Je crois savoir qu’il existe maintenant un projet de loi portant le numéro C-62, qui vise à retarder l’élargissement de l’aide médicale à mourir aux personnes atteintes de maladie mentale.

Je vous prie respectueusement d’adopter une mesure en réponse au projet de loi C-62.

Il s’agit d’une question très personnelle pour moi.

Je vous prie de faire tout votre possible pour retarder ou éliminer complètement l’accès à l’aide médicale à mourir pour les personnes atteintes d’une maladie mentale.

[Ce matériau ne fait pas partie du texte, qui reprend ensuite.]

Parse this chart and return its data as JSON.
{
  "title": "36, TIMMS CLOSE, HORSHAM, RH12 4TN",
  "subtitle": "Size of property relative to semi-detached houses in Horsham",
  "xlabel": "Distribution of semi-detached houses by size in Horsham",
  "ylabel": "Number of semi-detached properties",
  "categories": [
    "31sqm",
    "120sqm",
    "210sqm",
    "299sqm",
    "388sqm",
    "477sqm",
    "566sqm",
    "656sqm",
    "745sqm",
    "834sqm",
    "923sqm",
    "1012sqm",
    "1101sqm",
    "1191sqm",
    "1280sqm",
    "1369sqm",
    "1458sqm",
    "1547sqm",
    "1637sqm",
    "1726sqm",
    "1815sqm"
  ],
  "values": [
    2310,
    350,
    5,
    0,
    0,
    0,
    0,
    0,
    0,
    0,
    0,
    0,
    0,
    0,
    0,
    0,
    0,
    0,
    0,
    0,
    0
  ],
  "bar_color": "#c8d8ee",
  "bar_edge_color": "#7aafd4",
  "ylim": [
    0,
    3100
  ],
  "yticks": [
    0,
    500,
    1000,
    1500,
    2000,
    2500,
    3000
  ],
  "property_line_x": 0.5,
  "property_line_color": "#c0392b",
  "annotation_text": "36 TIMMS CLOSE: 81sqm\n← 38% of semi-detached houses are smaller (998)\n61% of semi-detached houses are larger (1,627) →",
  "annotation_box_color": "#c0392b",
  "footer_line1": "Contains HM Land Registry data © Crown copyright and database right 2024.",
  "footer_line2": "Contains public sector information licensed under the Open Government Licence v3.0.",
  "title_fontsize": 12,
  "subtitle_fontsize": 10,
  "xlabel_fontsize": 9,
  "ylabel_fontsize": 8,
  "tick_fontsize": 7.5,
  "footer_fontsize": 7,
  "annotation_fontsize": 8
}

Enfin, j’aimerais lire rapidement une lettre que nous avons tous reçue et qui a été signée par 127 médecins et infirmiers. Voici ce qu’on peut y lire :

Nous sommes un groupe de médecins et d’infirmiers praticiens. Nous vous écrivons pour vous faire part de nos préoccupations au sujet du projet de loi C-62, qui maintiendra l’inadmissibilité à l’aide médicale à mourir pour les personnes dont le seul problème de santé sous-jacent est une maladie mentale.

Lorsque le projet de loi C-7 est entré en vigueur, les troubles mentaux ont été exclus pour deux ans afin de donner aux gouvernements ainsi qu’aux évaluateurs et aux prestataires de l’aide médicale à mourir le temps de mettre en place les processus nécessaires pour évaluer les demandes d’aide médicale à mourir lorsqu’un trouble mental est le seul problème de santé invoqué. Cette exclusion devait prendre fin en mars 2023, mais elle a été prolongée d’une année et assortie d’un ensemble de paramètres pour mesurer l’état de préparation. Tous les paramètres ont été respectés, comme l’a démontré le Comité mixte spécial sur l’aide médicale à mourir de la Chambre des communes et du Sénat. Le comité lui-même n’a pas contesté ce fait.

En terminant, chers collègues, je tiens à dire que, selon moi, il n’y a pas de bonne ou de mauvaise réponse, ni de bonne ou mauvaise position, mais je respecte aussi entièrement ceux qui croient qu’il y a une bonne ou une mauvaise position dans ce débat.

Chers collègues, je vous remercie de m’avoir écouté. Je remercie tout particulièrement et sincèrement tous les Canadiens qui nous ont écrit. C’est l’une des questions les plus difficiles que nous ayons eu à régler en tant que Canadiens et en tant que législateurs. Merci.